What startled me was Presley’s profound sense of humor, particularly about himself. Onstage, Presley ridiculed his curled-lip sneer. (“Hold it,” he said, cutting short the campily menacing “Trouble.” “I got my lip hung on the microphone.”) He sent up law-enforcement scrutiny of his fifties performances and gently mocked his Sun Records–era band. The special was intended as a Christmas show, but at its center were four concerts taped in front of a studio audience. And if the DVD format tends to treat everything as an event, the release of the ’68 Special truly is one: It’s a monumental three-disc collection complete with footage of the entire quartet of concerts, labeled, with hilarious literalism, the “Black Leather Sit-Down Shows” and the “Black Leather Stand-Up Shows”—performances that are intimate in a way that I don’t think any pop icon has ever approximated.
In the “Stand-Up Shows,” Presley prowls the tiny stage like a pugilist (the overhead shots of the stage reinforce the boxing-match feel).
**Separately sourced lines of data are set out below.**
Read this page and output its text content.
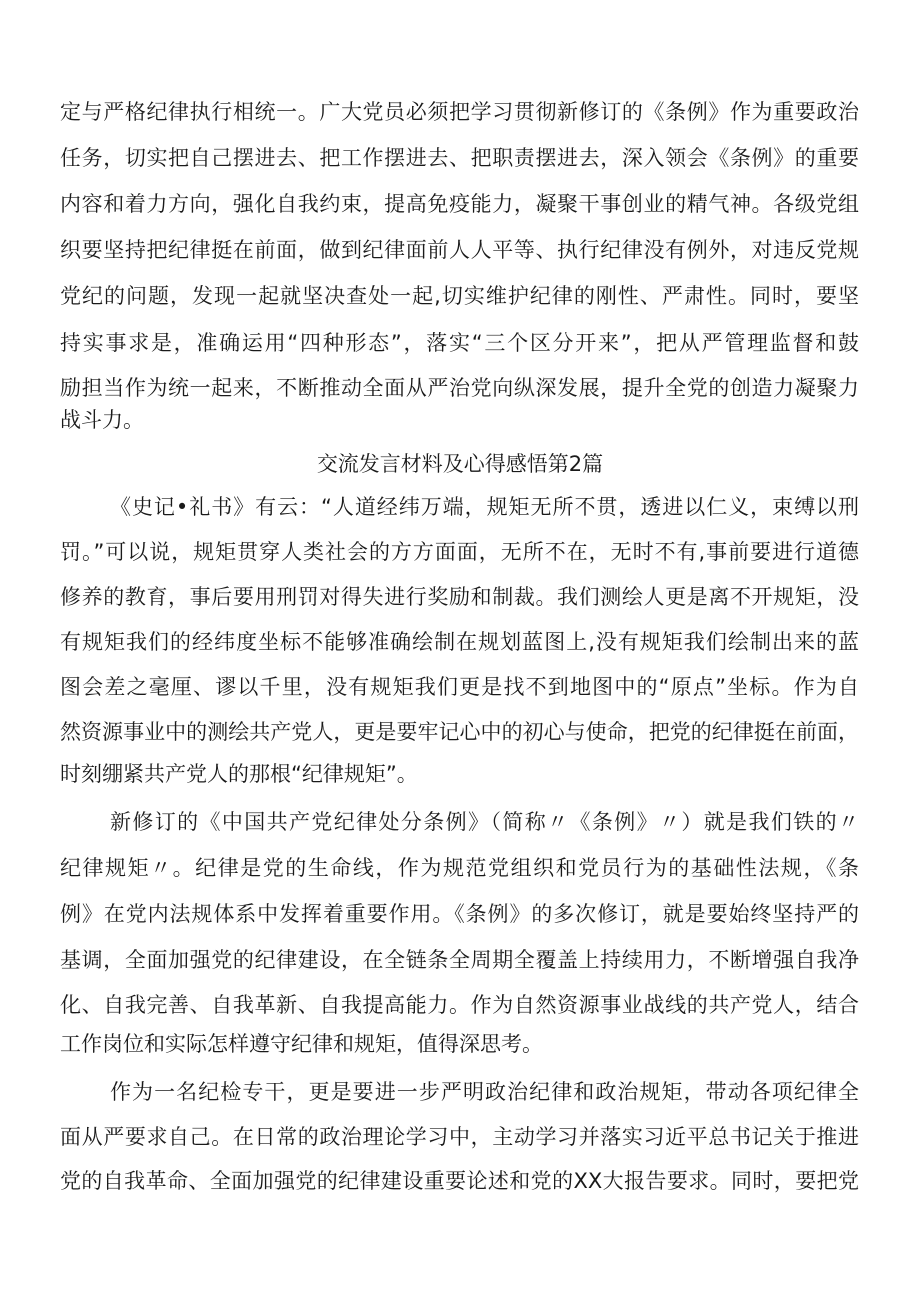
定与严格纪律执行相统一。广大党员必须把学习贯彻新修订的《条例》作为重要政治
任务，切实把自己摆进去、把工作摆进去、把职责摆进去，深入领会《条例》的重要
内容和着力方向，强化自我约束，提高免疫能力，凝聚干事创业的精气神。各级党组
织要坚持把纪律挺在前面，做到纪律面前人人平等、执行纪律没有例外，对违反党规
党纪的问题，发现一起就坚决查处一起,切实维护纪律的刚性、严肃性。同时，要坚
持实事求是，准确运用“四种形态”，落实“三个区分开来”，把从严管理监督和鼓
励担当作为统一起来，不断推动全面从严治党向纵深发展，提升全党的创造力凝聚力
战斗力。
交流发言材料及心得感悟第2篇
《史记•礼书》有云：“人道经纬万端，规矩无所不贯，透进以仁义，束缚以刑
罚。”可以说，规矩贯穿人类社会的方方面面，无所不在，无时不有,事前要进行道德
修养的教育，事后要用刑罚对得失进行奖励和制裁。我们测绘人更是离不开规矩，没
有规矩我们的经纬度坐标不能够准确绘制在规划蓝图上,没有规矩我们绘制出来的蓝
图会差之毫厘、谬以千里，没有规矩我们更是找不到地图中的“原点”坐标。作为自
然资源事业中的测绘共产党人，更是要牢记心中的初心与使命，把党的纪律挺在前面，
时刻绷紧共产党人的那根“纪律规矩”。
新修订的《中国共产党纪律处分条例》（简称〃《条例》〃）就是我们铁的〃
纪律规矩〃。纪律是党的生命线，作为规范党组织和党员行为的基础性法规，《条
例》在党内法规体系中发挥着重要作用。《条例》的多次修订，就是要始终坚持严的
基调，全面加强党的纪律建设，在全链条全周期全覆盖上持续用力，不断增强自我净
化、自我完善、自我革新、自我提高能力。作为自然资源事业战线的共产党人，结合
工作岗位和实际怎样遵守纪律和规矩，值得深思考。
作为一名纪检专干，更是要进一步严明政治纪律和政治规矩，带动各项纪律全
面从严要求自己。在日常的政治理论学习中，主动学习并落实习近平总书记关于推进
党的自我革命、全面加强党的纪律建设重要论述和党的XX大报告要求。同时，要把党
Yet he’s totally at ease, such a physically powerful performer that his body seems to ricochet across the frame; during “All Shook Up,” Presley swivels his hips with such intensity that he falls onto the floor, just inches from the face of a female fan, who throws her hands up and lets out a piercing scream. It should come off like a clichéd crowd reaction, but instead it’s a visceral display of his sexual power.
As astounding as the “Stand-Up Shows” are, the “Sit-Down Shows” with his bandmates are even more potent, if only because of the seemingly trivial fact that the singer is seated. Even a slight movement from Presley (shifting in his chair, adjusting his guitar strap) feels like a tectonic plate moving. By the end of the first show, Presley himself seems to come undone; during a ferocious rendition of “One Night,” he is so overcome that he actually rises from his chair. The audience screams—but it’s more out of a shock than appreciation. Presley quickly sits down again; he seems to realize that this level of intensity can’t be borne by him—or us.
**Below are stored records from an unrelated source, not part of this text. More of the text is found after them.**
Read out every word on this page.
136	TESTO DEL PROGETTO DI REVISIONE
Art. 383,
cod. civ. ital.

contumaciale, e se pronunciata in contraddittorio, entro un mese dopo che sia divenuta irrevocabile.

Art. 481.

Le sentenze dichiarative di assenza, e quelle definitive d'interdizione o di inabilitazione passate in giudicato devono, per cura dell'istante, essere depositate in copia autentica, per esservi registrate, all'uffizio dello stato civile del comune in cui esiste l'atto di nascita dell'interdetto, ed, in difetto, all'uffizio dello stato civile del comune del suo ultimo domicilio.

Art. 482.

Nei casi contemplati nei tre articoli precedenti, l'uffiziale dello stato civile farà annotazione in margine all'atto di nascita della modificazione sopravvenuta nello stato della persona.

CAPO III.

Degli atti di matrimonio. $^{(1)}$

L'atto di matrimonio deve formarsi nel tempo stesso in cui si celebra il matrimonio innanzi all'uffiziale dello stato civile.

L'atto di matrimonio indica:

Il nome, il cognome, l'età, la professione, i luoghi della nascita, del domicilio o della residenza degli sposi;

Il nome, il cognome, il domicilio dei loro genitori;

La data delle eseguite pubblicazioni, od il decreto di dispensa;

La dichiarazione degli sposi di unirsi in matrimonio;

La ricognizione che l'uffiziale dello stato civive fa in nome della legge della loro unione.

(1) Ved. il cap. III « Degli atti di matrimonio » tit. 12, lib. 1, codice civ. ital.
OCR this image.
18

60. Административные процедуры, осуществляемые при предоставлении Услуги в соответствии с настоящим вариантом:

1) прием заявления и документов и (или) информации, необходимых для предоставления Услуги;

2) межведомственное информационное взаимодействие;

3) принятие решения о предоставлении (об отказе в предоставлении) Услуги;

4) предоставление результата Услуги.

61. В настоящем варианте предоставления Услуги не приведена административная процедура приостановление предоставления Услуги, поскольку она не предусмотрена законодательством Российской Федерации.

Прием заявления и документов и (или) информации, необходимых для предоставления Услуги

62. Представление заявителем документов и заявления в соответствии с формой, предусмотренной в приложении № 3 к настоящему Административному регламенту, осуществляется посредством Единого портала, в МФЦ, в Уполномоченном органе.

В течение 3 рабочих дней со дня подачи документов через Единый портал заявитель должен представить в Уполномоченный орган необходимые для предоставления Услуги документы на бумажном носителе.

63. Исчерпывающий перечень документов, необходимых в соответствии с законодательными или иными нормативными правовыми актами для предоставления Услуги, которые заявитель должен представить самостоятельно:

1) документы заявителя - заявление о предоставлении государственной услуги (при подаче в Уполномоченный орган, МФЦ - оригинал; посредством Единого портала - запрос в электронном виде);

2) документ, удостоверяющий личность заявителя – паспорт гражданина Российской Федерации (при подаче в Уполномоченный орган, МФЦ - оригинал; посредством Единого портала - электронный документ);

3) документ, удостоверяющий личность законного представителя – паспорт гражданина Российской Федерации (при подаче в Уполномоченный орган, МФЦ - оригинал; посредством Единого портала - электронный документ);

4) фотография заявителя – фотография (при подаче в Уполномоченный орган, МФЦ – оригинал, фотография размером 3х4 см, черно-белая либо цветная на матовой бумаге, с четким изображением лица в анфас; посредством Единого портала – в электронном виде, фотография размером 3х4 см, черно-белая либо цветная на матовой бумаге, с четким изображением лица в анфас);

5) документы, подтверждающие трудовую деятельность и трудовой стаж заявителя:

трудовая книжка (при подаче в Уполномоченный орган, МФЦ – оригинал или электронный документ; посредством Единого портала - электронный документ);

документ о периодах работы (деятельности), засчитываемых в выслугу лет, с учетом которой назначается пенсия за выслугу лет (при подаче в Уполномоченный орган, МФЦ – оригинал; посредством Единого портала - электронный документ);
The ’68 Comeback Special would be one of the greatest performances in pop history, but in the context of Elvis’s career, it is something even bigger, a cultural signpost along the lines of Dylan at Newport or the Band’s “Last Waltz.” Just when Elvis seemed to have been relegated to the dustbin of history, he created this portrait of an artist seeking relevance and finding it—capable of mocking his own legacy, all the while reclaiming his role as the creator of an entirely new cultural language.